All 10 Democrats in the New Hampshire Senate co-sponsored a bill reaffirming the current law banning abortion after the first 24 weeks of pregnancy. Republicans, who passed the late-term abortion ban over Democratic objections last session, said they were puzzled by the apparent reversal.
“Senate Majority Leader [Sharon] Carson, Sen. [Regina] Birdsell, and Sen. [Daryl] Abbas all pointed out that this is what Democrats were fighting tooth-and-nail against in 2021 and 2022, a ban on abortion up until the moment of birth,” said Senate President Jeb Bradley (R-Wolfeboro). “Now suddenly they are supporting the late-term abortion ban. They couldn’t be clearer.”
The bill, SB 181, would not change current law in any way. “It shall be the public policy of New Hampshire that, because it is vital to the equality and liberty of all individuals, the state shall not restrict or interfere with an individual’s exercise of their private decision to terminate a pregnancy except as provided in RSA 329:43 through RSA 329:50 and RSA 132:32 through RSA 132:36.” (The latter refers to the late-term abortion ban.)
Why pass a law that doesn’t change the law?
Sen. Rebecca Perkins Kwoka (D-Portsmouth) and Assistant Democratic Leader Becky Whitley (D-Hopkinton) argue it is necessary to create an affirmative right to abortion in the wake of the Dobbs decision.

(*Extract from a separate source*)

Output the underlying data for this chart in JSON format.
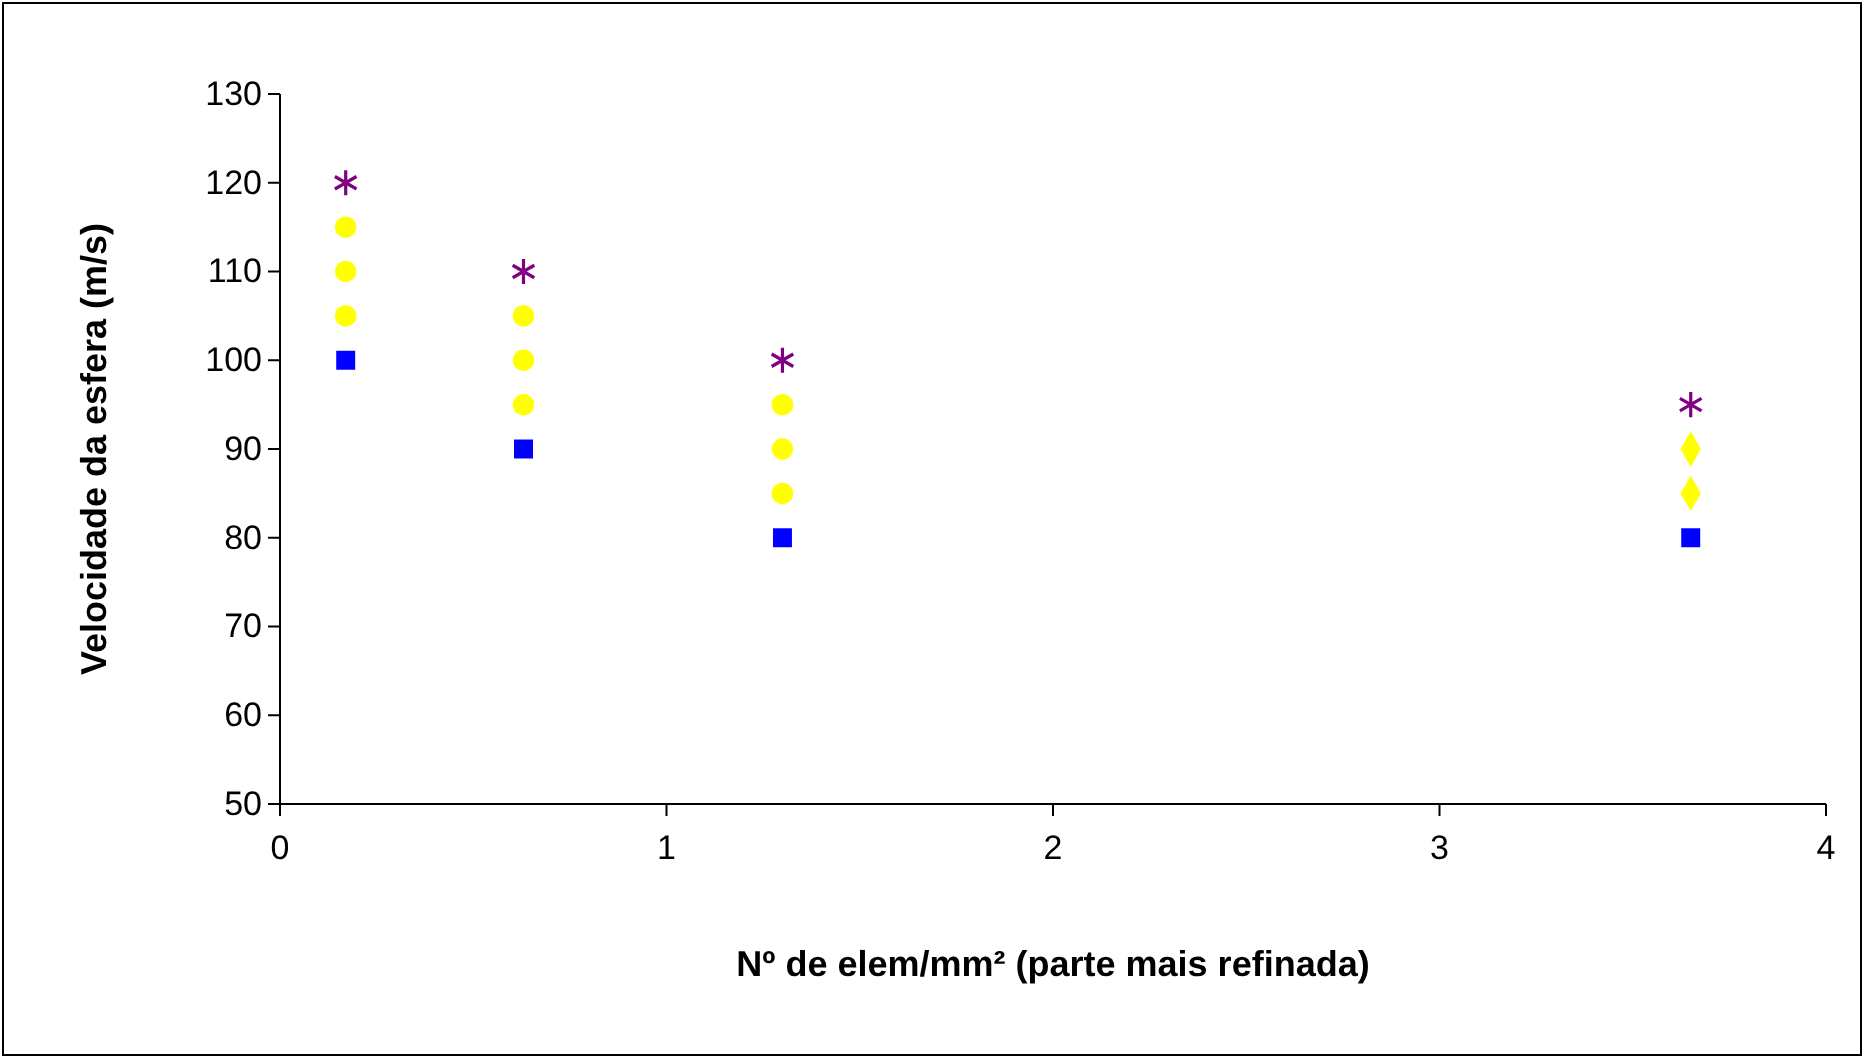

“It is our job as elected officials to fill in the legal void left when the U.S. Supreme Court overturned Roe v. Wade, particularly because current New Hampshire law explicitly states that there is no affirmative right to an abortion. New Hampshire law is silent on whether individuals have the right to be free from governmental intrusion when seeking an abortion.”
Sara Persechino with Planned Parenthood New Hampshire Action Fund confirmed that view when contacted by NHJournal.
“There are no protections in New Hampshire state law for abortion access. Instead, NH RSA 329:49 — part of the 24-week abortion ban passed in 2021 — states: ‘Nothing in this subdivision shall be construed as creating or recognizing a right to abortion.'” [Emphasis in original.]
But given this was simply a bill and not a constitutional amendment, it had no power over future legislatures which could overturn the Democrats’ law with a new one via a simple majority vote.
Because it would accomplish nothing, Republicans told NHJournal they believe it was a purely political stunt.
“My Democratic colleagues who previously stood in opposition to this law would reinforce it through SB181,” said Sen. Regina Birdsell (R-Hampstead). “Why are they now voting to ban abortions at 24 weeks?”
More specifically, why didn’t Democrats propose the same language they have in the past — abortion with no restrictions up to the day of birth? Abortions for any reason, including sex selection?
“New Hampshire voters, at around 70 to 80 percent, do not support abortion on demand up until the moment of birth,” Bradley noted after the vote. “They just don’t.”